The award generally considered the top of the turkey at the Gold Plates would probably have to be Fine and Occasional Dining (includes 5 Star Hotel Restaurants), this year the award was taken out by Windows Restaurant at Burswood International Resort Casino.

This section comes with the most expensive participation fee of $500 and past winners include The Loose Box Restaurant in Mundaring and Louisa’s in Bunbury.

Other awards are less expensive to enter, for example the Hotel and Tavern Dining, won this year by Greenhills Tavern in York, Unlicensed Asia, taken in 200 by Maya Indian Restaurant in Fremantle and the Ray Perry Family Dining Award, scooped by Jetty’s in Sorrento cost entrants only $250.

Other entry fees range from $300 for Unlicensed Dining to $350 for Restaurants with a Winery (added to the list of categories in 1999) to $400 for Seafood.
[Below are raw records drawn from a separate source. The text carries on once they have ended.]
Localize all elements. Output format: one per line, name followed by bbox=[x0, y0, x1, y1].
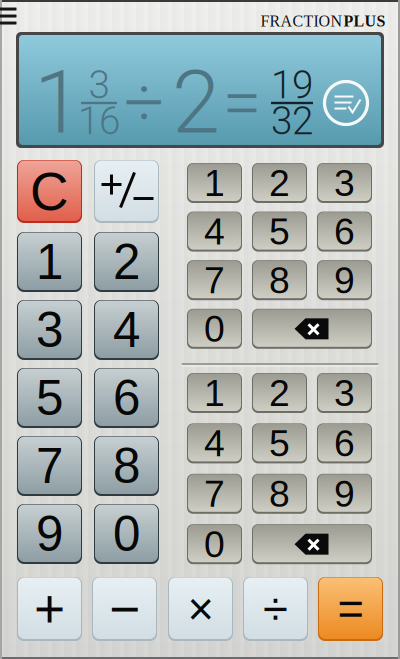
staticText: 32 bbox=[271, 98, 313, 144]
staticText: 2 bbox=[113, 234, 140, 290]
button[interactable]: 5 bbox=[252, 212, 307, 252]
button[interactable]: 0 bbox=[187, 309, 242, 349]
staticText: + bbox=[34, 579, 65, 639]
staticText: PLUS bbox=[344, 12, 386, 30]
button[interactable]: 4 bbox=[94, 300, 159, 360]
staticText: 2 bbox=[269, 372, 290, 414]
button[interactable]: 0 bbox=[187, 524, 242, 564]
staticText: 8 bbox=[113, 438, 140, 494]
staticText: 2 bbox=[172, 52, 220, 154]
button[interactable]: − bbox=[92, 577, 157, 641]
staticText: 8 bbox=[269, 259, 290, 301]
button[interactable]: 5 bbox=[17, 368, 82, 428]
button[interactable]: 6 bbox=[317, 212, 372, 252]
button[interactable]: 9 bbox=[317, 474, 372, 514]
staticText: 6 bbox=[334, 422, 355, 464]
button[interactable]: 3 bbox=[317, 163, 372, 203]
button[interactable]: 7 bbox=[17, 436, 82, 496]
staticText: ÷ bbox=[124, 61, 164, 143]
button[interactable]: 0 bbox=[94, 504, 159, 564]
staticText: 7 bbox=[204, 259, 225, 301]
staticText: 2 bbox=[269, 162, 290, 204]
staticText: × bbox=[188, 584, 214, 634]
staticText: 5 bbox=[269, 211, 290, 252]
staticText: 1 bbox=[204, 162, 225, 204]
button[interactable]: 1 bbox=[187, 163, 242, 203]
staticText: 3 bbox=[36, 302, 63, 358]
button[interactable]: 7 bbox=[187, 474, 242, 514]
staticText: 1 bbox=[34, 52, 82, 154]
staticText: 9 bbox=[36, 506, 63, 562]
staticText: 4 bbox=[204, 422, 225, 464]
button[interactable]: 9 bbox=[17, 504, 82, 564]
staticText: − bbox=[109, 579, 140, 639]
staticText: ÷ bbox=[263, 584, 288, 634]
staticText: 0 bbox=[204, 308, 225, 350]
staticText: 8 bbox=[269, 473, 290, 515]
button[interactable]: 8 bbox=[252, 474, 307, 514]
button[interactable]: ÷ bbox=[243, 577, 308, 641]
button[interactable]: Toggle sign bbox=[94, 160, 159, 223]
staticText: FRACTION bbox=[260, 12, 342, 30]
staticText: 16 bbox=[78, 98, 120, 144]
staticText: 7 bbox=[204, 473, 225, 515]
staticText: 3 bbox=[88, 62, 110, 108]
staticText: 4 bbox=[113, 302, 140, 358]
button[interactable]: Backspace bbox=[252, 309, 372, 349]
staticText: 0 bbox=[113, 506, 140, 562]
button[interactable]: 2 bbox=[94, 232, 159, 292]
button[interactable]: 3 bbox=[317, 373, 372, 413]
button[interactable]: × bbox=[168, 577, 233, 641]
staticText: = bbox=[222, 61, 262, 143]
staticText: 9 bbox=[334, 259, 355, 301]
staticText: C bbox=[30, 162, 69, 221]
button[interactable]: 4 bbox=[187, 423, 242, 463]
button[interactable]: 6 bbox=[94, 368, 159, 428]
staticText: 6 bbox=[113, 370, 140, 426]
staticText: 7 bbox=[36, 438, 63, 494]
staticText: 1 bbox=[36, 234, 63, 290]
button[interactable]: History bbox=[324, 82, 368, 124]
button[interactable]: 8 bbox=[252, 260, 307, 300]
staticText: 9 bbox=[334, 473, 355, 515]
staticText: 5 bbox=[36, 370, 63, 426]
staticText: 0 bbox=[204, 523, 225, 565]
button[interactable]: 2 bbox=[252, 163, 307, 203]
button[interactable]: 2 bbox=[252, 373, 307, 413]
button[interactable]: C bbox=[17, 160, 82, 223]
button[interactable]: 1 bbox=[17, 232, 82, 292]
staticText: = bbox=[338, 584, 364, 634]
staticText: 5 bbox=[269, 422, 290, 464]
button[interactable]: 8 bbox=[94, 436, 159, 496]
staticText: 3 bbox=[334, 372, 355, 414]
button[interactable]: 3 bbox=[17, 300, 82, 360]
button[interactable]: 1 bbox=[187, 373, 242, 413]
button[interactable]: Menu bbox=[0, 4, 21, 28]
staticText: 1 bbox=[204, 372, 225, 414]
button[interactable]: = bbox=[318, 577, 383, 641]
staticText: 3 bbox=[334, 162, 355, 204]
button[interactable]: 7 bbox=[187, 260, 242, 300]
button[interactable]: Backspace bbox=[252, 524, 372, 564]
button[interactable]: 6 bbox=[317, 423, 372, 463]
button[interactable]: + bbox=[17, 577, 82, 641]
staticText: 4 bbox=[204, 211, 225, 252]
staticText: 6 bbox=[334, 211, 355, 252]
button[interactable]: 9 bbox=[317, 260, 372, 300]
staticText: 19 bbox=[271, 62, 313, 108]
button[interactable]: 5 bbox=[252, 423, 307, 463]
button[interactable]: 4 bbox=[187, 212, 242, 252]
The fees are well spent, considering every entrant is judged twice by two anonymous judges who announce neither their arrival, nor their presence at the entered restaurant, and pay the bill at the end of the meal, like any other patron.

And Gold Plate finalists are judged on four different occasions (the people at the Catering Institute really don’t muck around) so in reality, the money spent on entering is pretty well re-cycled back into the till.